The US Federal Trade Commission alleged that three data breaches had occurred at the group over less than two years.

It added that the firm and associated businesses had misrepresented the security measures that they had taken.

Wyndham said it was unaware of any customers losing money as a result of the breach.

According to the FTC, Wyndham Worldwide and three of its subsidiaries had failed to take security measures, such as firewalls, complex user IDs and passwords, and network segmentation between the hotels and their corporate network.

It added that "improper software configurations" had meant sensitive payment card information had been stored in clear readable text.

Memory-scrapers

As a result the FTC said that in April 2008 intruders had been able to gain access to computers belonging to the Wyndham's Hotels and Resorts subsidiary and 41 individual Wyndham-branded hotels.

It said the attackers had installed memory-scraping malware which had allowed them to access files containing payment card account information.

The agency said that more than half a million payment card accounts were compromised as a result, many of which subsequently appeared on a domain registered in Russia.

Despite the attack the FTC said that Wyndham had failed to remedy the vulnerabilities and had been breached a further two times in 2009, leading to tens of thousands more accounts being affected.

Wyndham hotel room Wyndham says it is not aware of any of its customers experiencing a financial loss

It added that the intruders had been able to make more than $10.6m (£6.8m) of fraudulent purchases as a consequence.

'Vigorous' defence

Wyndham Worldwide told the BBC it had fully co-operated with the FTC's investigation, but believed the agency's claims were without merit.

"At the time of these incidents, we made prompt efforts to notify the hotel customers whose information may have been compromised, and offered them credit monitoring services," said Michael Valentino.

"To date, we have not received any indication that any hotel customer experienced a financial loss as a result of these attacks.

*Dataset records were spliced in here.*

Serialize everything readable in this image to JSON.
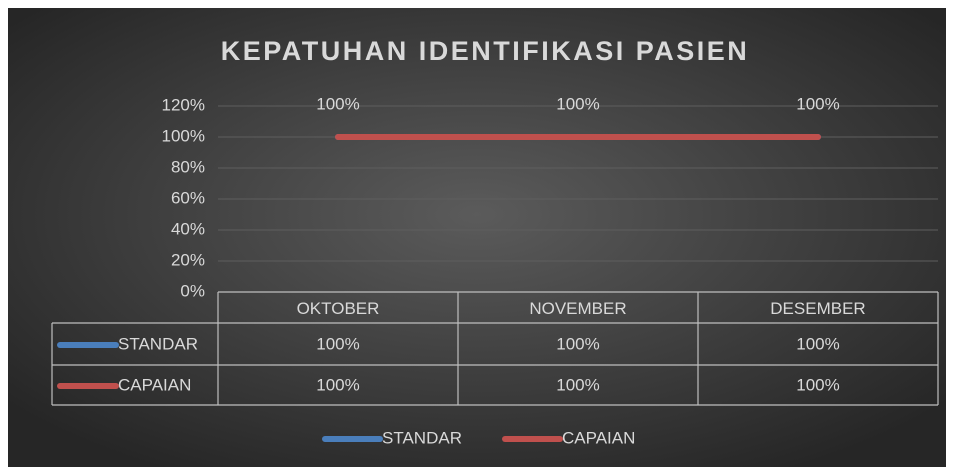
{
  "chart_data": {
    "type": "line",
    "title": "KEPATUHAN IDENTIFIKASI PASIEN",
    "categories": [
      "OKTOBER",
      "NOVEMBER",
      "DESEMBER"
    ],
    "series": [
      {
        "name": "STANDAR",
        "color": "#4a7ebb",
        "values": [
          100,
          100,
          100
        ],
        "value_labels": [
          "100%",
          "100%",
          "100%"
        ]
      },
      {
        "name": "CAPAIAN",
        "color": "#c0504d",
        "values": [
          100,
          100,
          100
        ],
        "value_labels": [
          "100%",
          "100%",
          "100%"
        ]
      }
    ],
    "ylim": [
      0,
      120
    ],
    "yticks": [
      {
        "value": 0,
        "label": "0%"
      },
      {
        "value": 20,
        "label": "20%"
      },
      {
        "value": 40,
        "label": "40%"
      },
      {
        "value": 60,
        "label": "60%"
      },
      {
        "value": 80,
        "label": "80%"
      },
      {
        "value": 100,
        "label": "100%"
      },
      {
        "value": 120,
        "label": "120%"
      }
    ],
    "grid": true,
    "data_labels_series": 1,
    "legend": "bottom",
    "data_table": true
  }
}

Since these events, we have made significant enhancements to our information security, and have assisted franchised and managed Wyndham Hotels and Resorts-brand hotels in enhancing their information security."

Mr Valentino added that the firm intended to defend itself against the FTC's charges "vigorously".

The US District Court for the District of Arizona will now decide whether to uphold the FTC's complaint and force Wyndham to pay compensation.